News Hour- Trade 2022: How India's trade scenario will shape up ten years from now

April 1, 2022: Yesterday, the Commerce Minister unveiled the Long-Term Export-Import Policy for 2022-27, to coincide with the 14th Five-Year Plan (2022-27). As was indicated in the Annual Report for 2020-21, several organisations, Directorate General of Foreign Trade, Directorate General of Supplies & Disposals, Directorate General of Anti-Dumping and Allied Duties, Directorate General of Commercial Intelligence and Statistics, Development Commissioner for SEZs and the Boards (of coffee, rubber, tea, tobacco, spices) and Export Development Authorities (marine, agriculture) have now been wound up. 

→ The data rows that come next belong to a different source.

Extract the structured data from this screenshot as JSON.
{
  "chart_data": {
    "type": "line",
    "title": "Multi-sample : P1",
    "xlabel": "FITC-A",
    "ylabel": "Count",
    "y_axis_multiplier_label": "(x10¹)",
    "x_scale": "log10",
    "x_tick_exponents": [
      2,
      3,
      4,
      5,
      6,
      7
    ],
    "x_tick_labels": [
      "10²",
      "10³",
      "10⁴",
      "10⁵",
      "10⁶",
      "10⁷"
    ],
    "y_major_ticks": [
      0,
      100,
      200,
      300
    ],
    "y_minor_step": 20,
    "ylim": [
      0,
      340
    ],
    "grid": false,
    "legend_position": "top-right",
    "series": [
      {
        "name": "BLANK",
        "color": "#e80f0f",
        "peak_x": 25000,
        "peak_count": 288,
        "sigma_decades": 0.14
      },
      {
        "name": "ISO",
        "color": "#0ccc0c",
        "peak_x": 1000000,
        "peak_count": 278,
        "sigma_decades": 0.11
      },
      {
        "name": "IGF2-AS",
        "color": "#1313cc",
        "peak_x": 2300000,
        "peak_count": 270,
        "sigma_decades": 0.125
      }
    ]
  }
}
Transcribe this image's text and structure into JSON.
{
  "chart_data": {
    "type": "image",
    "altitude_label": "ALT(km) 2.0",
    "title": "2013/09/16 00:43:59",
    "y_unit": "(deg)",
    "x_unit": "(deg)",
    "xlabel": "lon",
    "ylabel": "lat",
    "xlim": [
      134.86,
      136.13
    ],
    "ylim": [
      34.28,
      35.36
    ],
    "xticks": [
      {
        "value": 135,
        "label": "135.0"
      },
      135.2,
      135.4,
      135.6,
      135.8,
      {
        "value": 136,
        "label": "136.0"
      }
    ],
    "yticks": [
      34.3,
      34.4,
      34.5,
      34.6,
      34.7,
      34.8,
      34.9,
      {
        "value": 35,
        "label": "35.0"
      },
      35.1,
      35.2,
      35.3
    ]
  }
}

This follows the recommendations of the high-powered C Rangarajan panel, which submitted its report in 2017. Because of coalition dharma, some amendments and repeal of relevant legislation are still stuck in Parliament. DGCIS was unable to reconcile its export/import data with the Reserve Bank's and the data task has been outsourced to CMIE. With GST implemented in 2018 and complete registration of exporters, export incentives are only via the advance licensing route. 

DGAD has moved to the Finance Ministry and SEZs have been declared illegal by the Supreme Court under Article 14 of the Constitution. Therefore, the Department of Commerce only has a trade policy division now, divided separately into multilateral agreements, regional agreements, subregional agreements and bilateral agreements. 

Negotiations on the Doha Development Agenda were completed in 2019 and agreements will come into effect in 2029. SAFTA is stuck, because Pakistan has not yet been able to resolve the most-favoured nation issue. Meanwhile, Comprehensive Economic Cooperation Agreements have separately been signed with ASEAN, Japan, South Korea and China. 

The agreement with South Korea will have to be revisited once Korean re-unification happens. Separate sub-regional economic integration agreements have been signed with Sri Lanka and Maldives, and Bhutan, Nepal, Myanmar and Bangladesh. 

Following the agreement with China, trade figures are being reported in three currencies - US dollar, Indian rupee and Chinese yuan. Merchandise exports were $1.2 trillion in 2021-22 and are projected to grow by 20% during the long-term export policy period. In the last couple of years, export growth has been constrained by the rupee appreciating to Rs 45 against the dollar.